最近は、高齢者向けに帽子のようなデザインのものもあります。

自転車にまたがりますが、さっそく専門家から指摘が。

日本自転車普及協会 谷田貝一男さん
「ブレーキをかけるまでは電源を入れないでください。
またいだ後、ペダルにはまだ足を乗せないでください。
ブレーキをしっかり握って、その後に電源を入れてください。」

電源がオンの状態でペダルに足を乗せると、自転車が急発進する危険があるためです。
必ずブレーキを握ってから電源を入れ、その後、ペダルに足を乗せる。
この順番が大事だといいます。

そしてこぎ出しは、ゆっくりと。
通常の自転車と比べて、進む力は最大で2倍になります。
一気に踏み込むと、急加速して転倒につながるおそれがあります。

片足をペダルに乗せ、地面を蹴って乗り込む「ケンケン乗り」は勢いが付きすぎる恐れがあり、絶対にやめるべきだといいます。

日本自転車普及協会 谷田貝一男さん
「なかなかまっすぐ行ってますね、ふらつきないですね。
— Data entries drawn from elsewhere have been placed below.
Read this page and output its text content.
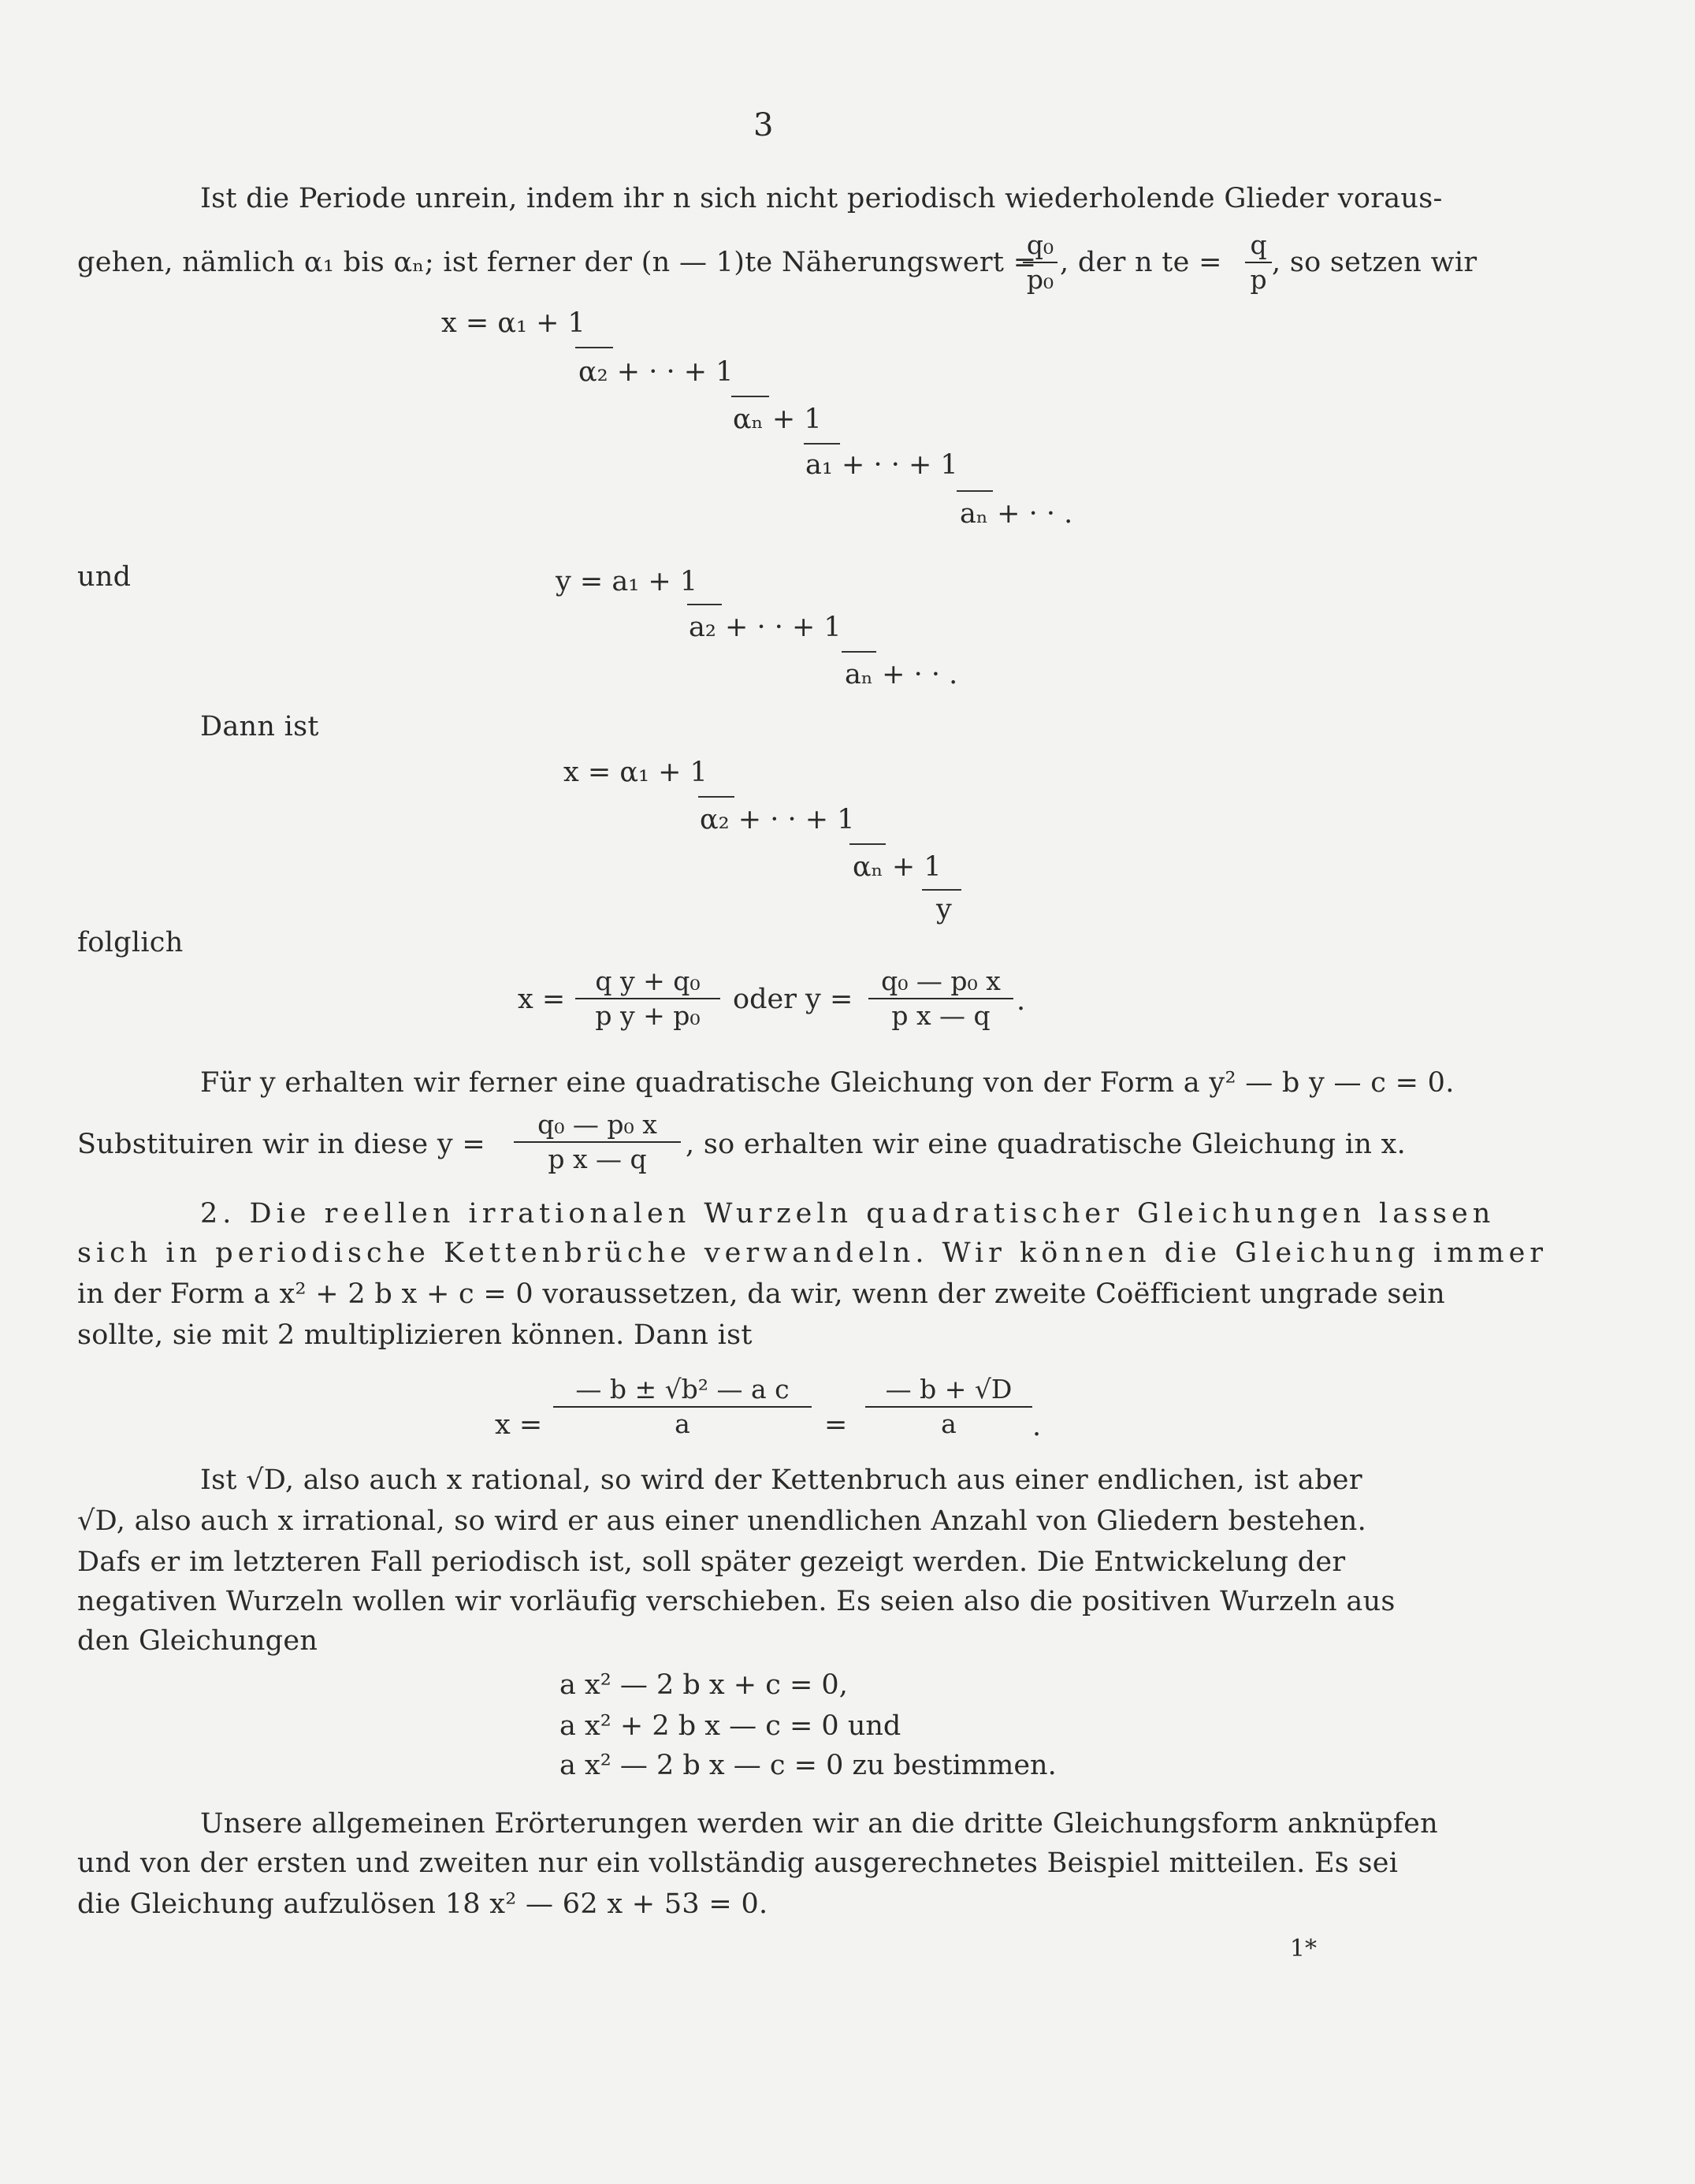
3
Ist die Periode unrein, indem ihr n sich nicht periodisch wiederholende Glieder voraus-
gehen, nämlich α₁ bis αₙ; ist ferner der (n — 1)te Näherungswert =
q₀
p₀
, der n te =
q
p
, so setzen wir
x = α₁ + 1
α₂ + · · + 1
αₙ + 1
a₁ + · · + 1
aₙ + · · .
und	y = a₁ + 1
a₂ + · · + 1
aₙ + · · .
Dann ist
x = α₁ + 1
α₂ + · · + 1
αₙ + 1
y
folglich
x =
q y + q₀
p y + p₀
oder y =
q₀ — p₀ x
p x — q .
Für y erhalten wir ferner eine quadratische Gleichung von der Form a y² — b y — c = 0.
Substituiren wir in diese y =
q₀ — p₀ x
p x — q	, so erhalten wir eine quadratische Gleichung in x.
2. Die reellen irrationalen Wurzeln quadratischer Gleichungen lassen
sich in periodische Kettenbrüche verwandeln. Wir können die Gleichung immer
in der Form a x² + 2 b x + c = 0 voraussetzen, da wir, wenn der zweite Coëfficient ungrade sein
sollte, sie mit 2 multiplizieren können. Dann ist
x =
— b ± √b² — a c
a	=
— b + √D
a	.
Ist √D, also auch x rational, so wird der Kettenbruch aus einer endlichen, ist aber
√D, also auch x irrational, so wird er aus einer unendlichen Anzahl von Gliedern bestehen.
Dafs er im letzteren Fall periodisch ist, soll später gezeigt werden. Die Entwickelung der
negativen Wurzeln wollen wir vorläufig verschieben. Es seien also die positiven Wurzeln aus
den Gleichungen
a x² — 2 b x + c = 0,
a x² + 2 b x — c = 0 und
a x² — 2 b x — c = 0 zu bestimmen.
Unsere allgemeinen Erörterungen werden wir an die dritte Gleichungsform anknüpfen
und von der ersten und zweiten nur ein vollständig ausgerechnetes Beispiel mitteilen. Es sei
die Gleichung aufzulösen 18 x² — 62 x + 53 = 0.
1*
」

団地の中で練習を繰り返した山田さん。
この日の最後、団地近くの坂道を上ってみました。
普通の自転車だと押して歩くほど急な坂ですが、アシストの力で、一度も止まらずに上りきることができました。

日本自転車普及協会 谷田貝一男さん
「ふらつきもありませんでしたので、これだったら大丈夫だと思います。」

山田一二さん
「やっとふらつかなくなったんですよ。」

日本自転車普及協会 谷田貝一男さん
「車が来たときは無理をしないで止まって、場合によっては降りてしまう。